His rationale is this:

After a thorough analysis of the text and structure of the Voting Rights Act, and a painstaking journey through relevant caselaw, the Court has concluded that this case may be brought only by the Attorney General of the United States[.]

Rudofsky is sort of correct to make his threat—the suit should be dismissed. There is no advantage or disadvantage to any race in the new voter map, only to this or that political party. All voters, after all, look alike under law, including voter law.

However, the judge has made a number of errors in this. First, there’s no need to delay a dismissal of the case. DoJ has already communicated its decision to not be a party through its current non-participation.

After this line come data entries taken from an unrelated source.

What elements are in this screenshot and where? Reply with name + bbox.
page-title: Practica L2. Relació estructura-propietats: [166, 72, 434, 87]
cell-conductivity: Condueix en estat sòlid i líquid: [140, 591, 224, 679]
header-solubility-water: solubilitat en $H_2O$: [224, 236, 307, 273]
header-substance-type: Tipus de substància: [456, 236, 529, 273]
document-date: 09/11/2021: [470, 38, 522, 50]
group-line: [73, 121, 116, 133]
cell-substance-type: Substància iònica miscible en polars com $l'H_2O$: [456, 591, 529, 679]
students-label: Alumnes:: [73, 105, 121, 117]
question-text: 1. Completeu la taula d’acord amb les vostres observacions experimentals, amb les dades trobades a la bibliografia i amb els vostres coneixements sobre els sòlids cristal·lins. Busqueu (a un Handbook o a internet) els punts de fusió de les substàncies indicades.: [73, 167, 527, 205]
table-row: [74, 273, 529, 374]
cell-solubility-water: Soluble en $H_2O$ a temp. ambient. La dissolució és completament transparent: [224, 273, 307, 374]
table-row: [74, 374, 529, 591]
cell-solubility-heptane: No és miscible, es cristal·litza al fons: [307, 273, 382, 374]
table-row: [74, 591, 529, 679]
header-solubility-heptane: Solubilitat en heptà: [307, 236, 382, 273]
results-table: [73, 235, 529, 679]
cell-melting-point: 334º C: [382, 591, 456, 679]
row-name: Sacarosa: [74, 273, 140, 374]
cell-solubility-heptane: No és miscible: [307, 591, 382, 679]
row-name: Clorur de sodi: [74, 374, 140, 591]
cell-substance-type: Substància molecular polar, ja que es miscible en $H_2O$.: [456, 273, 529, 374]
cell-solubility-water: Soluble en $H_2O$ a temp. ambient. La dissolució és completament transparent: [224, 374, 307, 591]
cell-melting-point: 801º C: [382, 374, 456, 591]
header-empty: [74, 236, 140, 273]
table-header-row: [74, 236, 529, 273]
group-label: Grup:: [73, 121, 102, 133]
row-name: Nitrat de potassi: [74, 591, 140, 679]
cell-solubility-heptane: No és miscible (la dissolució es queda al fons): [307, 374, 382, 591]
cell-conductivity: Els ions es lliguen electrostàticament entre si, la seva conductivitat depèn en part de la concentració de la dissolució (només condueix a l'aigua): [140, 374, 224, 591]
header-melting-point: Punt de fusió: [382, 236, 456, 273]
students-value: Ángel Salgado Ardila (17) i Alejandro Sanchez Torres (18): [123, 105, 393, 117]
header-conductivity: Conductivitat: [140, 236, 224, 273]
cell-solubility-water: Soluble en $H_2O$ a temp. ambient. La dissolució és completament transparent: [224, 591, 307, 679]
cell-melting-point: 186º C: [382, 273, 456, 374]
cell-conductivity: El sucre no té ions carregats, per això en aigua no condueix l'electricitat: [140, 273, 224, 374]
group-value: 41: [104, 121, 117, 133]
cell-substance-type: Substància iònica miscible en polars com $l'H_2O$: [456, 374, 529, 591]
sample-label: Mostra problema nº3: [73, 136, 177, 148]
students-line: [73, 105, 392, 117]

Second, State districting for Federal elections is an internal State matter per Art I, Sect 4:

The Times, Places and Manner of holding Elections for Senators and Representatives, shall be prescribed in each State by the Legislature thereof; but the Congress may at any time by Law make or alter such Regulations, except as to the Place of Chusing Senators.

DoJ is not Congress, and Congress has not asked—nor is it likely to—DoJ to make a case. It’s more basic than that, though. Congress can intervene in a State’s voting law only to make changes to existing law; it cannot rewrite State law, or originate State law for that State.

Voter Discrimination

Alabama, pursuant to the latest decennial census, has drawn its electoral map, and the outcome supposedly yields a House delegation of six white Republicans and one Black Democrat for the Federal Congress.

Opponents of the map say it disadvantages black voters. So far, the map stands, as the Supreme Court ruled that the map mustn’t be changed this close to an upcoming Federal election, but it’s a temporary ruling: the Court said it will hear the full case in its next term, starting in October. Thus the map will be the one in effect for next November’s midterms.

The “disadvantages black voters” bit rings hollow to me. There’s no doubt that the map is gerrymandered to favor one group of Americans over another, but that’s what gerrymandering does, and both parties have been doing it, for good or ill, ever since there were two dominant parties in our Republic.

What makes the beef ring hollow though, it the bit about disadvantaging one group of Americans over another. That suggests, strongly, that it would be OK to advantage that group of Americans over the other, currently advantaged. Or even merely to seek some version of “equity” or “equality.”

Either way—explicitly targeting one group of Americans separately from another, regardless of purpose—is nothing but rank identity politics. While there remains bigotry afoot in our republic, this is no longer the 1950s. We have come far closer today to realizing our ideal—as carved into the Supreme Court building—of all Americans being equal under law, just as we are—as acknowledged in the opening sentences of our Declaration of Independence—equal under God.

There is no need, any longer, to explicitly carve out districts to favor any race or ethnicity over any other: we’re all the same voters; we’re all American voters.

The answer, of course, for all that it’ll be easier written than done, is to do away with gerrymandering altogether. Divide each State up into squares of substantially equal populations of citizens, beginning at the State’s geographic center, and deviating from straight-line district boundaries only at the State’s boundary with an adjoining State.